Even bots with the most sophisticated NLP capacity are unable to understand everything a user says. Confusion triggers are a helpful indicator for working out how and where a chatbot needs to be improved. There are different types of triggers: for instance, the chatbot can’t understand a comment; or the user sends a one or more messages that are beyond a chatbot’s remit; or the bot needs to delegate the task to a customer service agent after a failed interaction.
Each of these triggers will tell you something about a chatbot’s performance. The confusion rate is measured as follows:
Confusion Rate = number of times the chatbot had to fall back / total number of messages received.
Retention rate represents the percentage of users who return to a chatbot over a specified period of time.
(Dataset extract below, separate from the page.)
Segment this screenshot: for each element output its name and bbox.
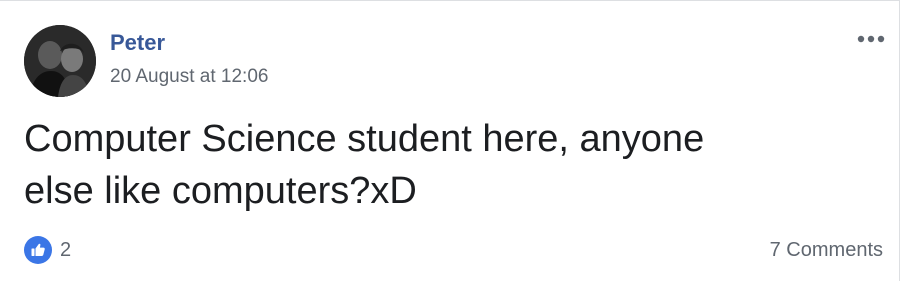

This timespan depends on the bot’s purpose. For example, a fitness chatbot would require daily interaction and would benefit from analysis of its day-by-day retention.
Artificial intelligence and machine learning rate
How strong is the AI in your chatbot? You can measure this by checking the percentage of user questions that your bot has understood correctly.
An agent with robust machine learning will be able to continually run its own gap analysis to highlight potential areas for improvement.
The most successful chatbots are the ones who are constantly revising, adapting and iterating their conversation flows in response to their users.
That’s where Hubspot’s Chatbot Builder comes in handy: you can qualify your leads, allow your prospects to book a meeting with sales or ensure your customers are always happy through 24/7 online support with chatbots.
The best tools for bot analytics
Dashbot is one of the largest and best-known chatbot analytics platforms. It lets you track a wide range of metrics in terms of retention and engagement, conversational analytics and user behavior.
Dashbot also lets you use bot-specific metrics for a deeper understanding of the conversations your users are having. For example, sentiment analysis gives you a high-level view of user moods, while the conversation funnel shows which kinds of questions your users are asking at different intervals, and how the conversation tends to progress from there.
The short version: Dashbot is strong in terms of better understanding conversations.
Botanalytics is the best tool for tracking individual users. Its dashboard displays the user lifecycle, charting the length and date of each conversation and the number of conversations per user. This is helpful for figuring out which of your chatbot’s users are most active.
The platform also gives deep user logging by giving transcripts of each conversation.
The short version: Botanalytics is best for tracking user lifecycle
At Google I/O this year, Google quietly introduced a new chatbot analytics platform called Chatbase, developed within the company’s internal R&D incubator, Area 120.
Google’s chatbot analytics platform Chatbase offers tools to analyze and optimize chatbots more easily. This includes giving bot builders the ability to understand what works to increase customer conversions, improve the bot’s accuracy, and create a better user experience. This data is available through an analytics dashboard, where developers can track specific metrics like active users, sessions, and user retention. These insights give an overall picture of the bot’s health.
The dashboard also lets bot creators compare the bot’s metrics across platforms, to see if some platforms need additional optimizations.
The short version: Chatbase is best for a range of easy-to-access optimization tools.